Hinde retired from the Colonial Office in 1915. He served as a major in the Royal Army Medical Corps during World War I. He died at Haverfordwest on 18 October 1930.

==Legacy==

Mackinder named the Hinde Valley on Mount Kenya after Sidney Hinde. Hinde Falls on the Athi River is also named after the Hindes. Hinde, an amateur naturalist and collector, contributed African artifacts and natural history specimens to the British Museum. George Albert Boulenger named a species of venomous snake Montatheris hindii in honour of Sidney Hinde.

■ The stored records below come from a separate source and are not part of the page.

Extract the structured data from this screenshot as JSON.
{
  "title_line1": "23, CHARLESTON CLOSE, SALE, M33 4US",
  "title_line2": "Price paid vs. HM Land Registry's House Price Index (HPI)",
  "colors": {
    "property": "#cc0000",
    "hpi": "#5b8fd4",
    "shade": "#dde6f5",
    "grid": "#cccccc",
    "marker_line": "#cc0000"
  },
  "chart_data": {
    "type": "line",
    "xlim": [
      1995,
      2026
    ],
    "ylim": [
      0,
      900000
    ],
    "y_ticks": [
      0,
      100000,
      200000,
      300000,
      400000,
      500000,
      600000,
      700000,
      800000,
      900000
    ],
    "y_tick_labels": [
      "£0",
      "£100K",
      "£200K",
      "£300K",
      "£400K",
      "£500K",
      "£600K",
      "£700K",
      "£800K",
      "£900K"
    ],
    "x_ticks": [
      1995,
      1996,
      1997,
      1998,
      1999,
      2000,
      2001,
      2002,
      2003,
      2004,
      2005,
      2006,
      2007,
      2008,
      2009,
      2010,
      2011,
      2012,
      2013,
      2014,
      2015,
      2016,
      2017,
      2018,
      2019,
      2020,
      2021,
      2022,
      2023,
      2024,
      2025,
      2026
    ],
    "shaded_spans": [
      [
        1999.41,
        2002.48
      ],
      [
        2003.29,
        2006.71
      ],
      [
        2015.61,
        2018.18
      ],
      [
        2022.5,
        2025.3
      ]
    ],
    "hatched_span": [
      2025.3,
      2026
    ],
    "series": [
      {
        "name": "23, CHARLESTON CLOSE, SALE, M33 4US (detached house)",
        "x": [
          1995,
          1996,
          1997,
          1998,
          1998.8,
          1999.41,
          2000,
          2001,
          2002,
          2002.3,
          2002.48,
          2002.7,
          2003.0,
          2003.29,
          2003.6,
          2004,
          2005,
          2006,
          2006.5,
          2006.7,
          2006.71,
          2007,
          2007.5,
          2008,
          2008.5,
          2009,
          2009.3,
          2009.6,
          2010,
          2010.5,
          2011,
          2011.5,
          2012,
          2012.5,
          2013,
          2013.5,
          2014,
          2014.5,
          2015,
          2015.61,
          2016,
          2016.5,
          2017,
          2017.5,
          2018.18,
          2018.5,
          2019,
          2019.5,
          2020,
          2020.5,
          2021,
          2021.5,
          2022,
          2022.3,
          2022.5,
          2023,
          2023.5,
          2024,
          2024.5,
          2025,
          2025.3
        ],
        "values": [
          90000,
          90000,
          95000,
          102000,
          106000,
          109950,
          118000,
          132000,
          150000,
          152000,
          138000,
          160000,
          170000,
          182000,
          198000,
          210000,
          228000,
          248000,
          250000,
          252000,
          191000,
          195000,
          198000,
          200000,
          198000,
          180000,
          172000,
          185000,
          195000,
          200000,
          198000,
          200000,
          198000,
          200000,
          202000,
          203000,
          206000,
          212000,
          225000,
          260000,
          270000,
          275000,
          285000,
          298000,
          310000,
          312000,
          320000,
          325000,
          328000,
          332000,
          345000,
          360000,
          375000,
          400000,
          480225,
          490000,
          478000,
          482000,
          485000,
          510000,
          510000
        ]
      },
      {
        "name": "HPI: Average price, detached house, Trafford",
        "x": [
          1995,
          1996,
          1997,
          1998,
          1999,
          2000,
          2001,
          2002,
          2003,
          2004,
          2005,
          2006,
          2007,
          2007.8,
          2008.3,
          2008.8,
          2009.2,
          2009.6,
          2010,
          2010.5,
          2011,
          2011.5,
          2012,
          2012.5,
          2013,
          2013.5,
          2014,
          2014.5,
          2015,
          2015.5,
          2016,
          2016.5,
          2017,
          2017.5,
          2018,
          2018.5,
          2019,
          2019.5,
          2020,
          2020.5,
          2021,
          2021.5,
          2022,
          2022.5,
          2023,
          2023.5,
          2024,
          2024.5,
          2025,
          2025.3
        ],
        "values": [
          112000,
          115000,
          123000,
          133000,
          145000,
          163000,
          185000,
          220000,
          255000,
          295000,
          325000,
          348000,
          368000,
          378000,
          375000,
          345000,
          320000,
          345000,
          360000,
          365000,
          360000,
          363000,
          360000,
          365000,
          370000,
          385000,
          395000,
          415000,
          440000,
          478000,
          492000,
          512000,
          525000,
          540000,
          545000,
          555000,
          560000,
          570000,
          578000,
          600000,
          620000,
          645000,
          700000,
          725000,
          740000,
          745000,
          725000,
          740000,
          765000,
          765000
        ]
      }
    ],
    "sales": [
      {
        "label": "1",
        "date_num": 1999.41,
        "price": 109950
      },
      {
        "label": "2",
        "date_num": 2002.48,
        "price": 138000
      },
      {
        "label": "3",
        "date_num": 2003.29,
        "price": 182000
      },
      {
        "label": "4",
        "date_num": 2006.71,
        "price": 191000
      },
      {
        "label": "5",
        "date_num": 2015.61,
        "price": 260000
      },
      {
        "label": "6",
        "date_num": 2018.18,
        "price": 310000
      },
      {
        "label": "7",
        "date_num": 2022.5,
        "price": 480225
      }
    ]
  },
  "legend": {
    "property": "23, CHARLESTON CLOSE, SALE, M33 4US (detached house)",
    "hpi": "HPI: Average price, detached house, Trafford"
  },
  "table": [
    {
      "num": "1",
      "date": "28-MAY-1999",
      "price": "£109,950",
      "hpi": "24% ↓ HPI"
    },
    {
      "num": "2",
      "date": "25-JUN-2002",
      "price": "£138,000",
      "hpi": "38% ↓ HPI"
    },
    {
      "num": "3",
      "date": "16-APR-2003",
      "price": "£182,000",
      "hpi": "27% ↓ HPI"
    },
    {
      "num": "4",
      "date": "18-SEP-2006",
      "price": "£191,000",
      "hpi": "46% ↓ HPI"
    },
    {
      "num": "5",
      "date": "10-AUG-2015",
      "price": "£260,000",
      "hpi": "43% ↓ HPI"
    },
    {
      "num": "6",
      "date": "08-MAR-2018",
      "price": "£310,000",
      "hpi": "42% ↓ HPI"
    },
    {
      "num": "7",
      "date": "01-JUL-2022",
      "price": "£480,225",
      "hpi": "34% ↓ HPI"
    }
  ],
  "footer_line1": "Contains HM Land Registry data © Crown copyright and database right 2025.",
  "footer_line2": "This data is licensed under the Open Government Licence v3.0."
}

Three species of African mammal were named in his honour by Oldfield Thomas: Hinde's lesser house bat (Scotoecus hindei), Hinde's rock rat (Aethomys hindei), and Lesser hamster-rat (Beamys hindei). Hinde's babbler (Turdoides hindei), a species of bird endemic to Kenya, was named in his honour by Richard Bowdler Sharpe in 1900.

==Bibliography==
Hinde wrote two books and an article for an ornithological journal:
- (1897). The Fall of the Congo Arabs. London: Methuen & Co.
- (1898). "On birds observed near Machako's Station, in British East Africa". The Ibis 4: 576-587.
- (1901). The Last of the Masai. (with Hildegarde Beatrice Hinde) London: William Heinemann.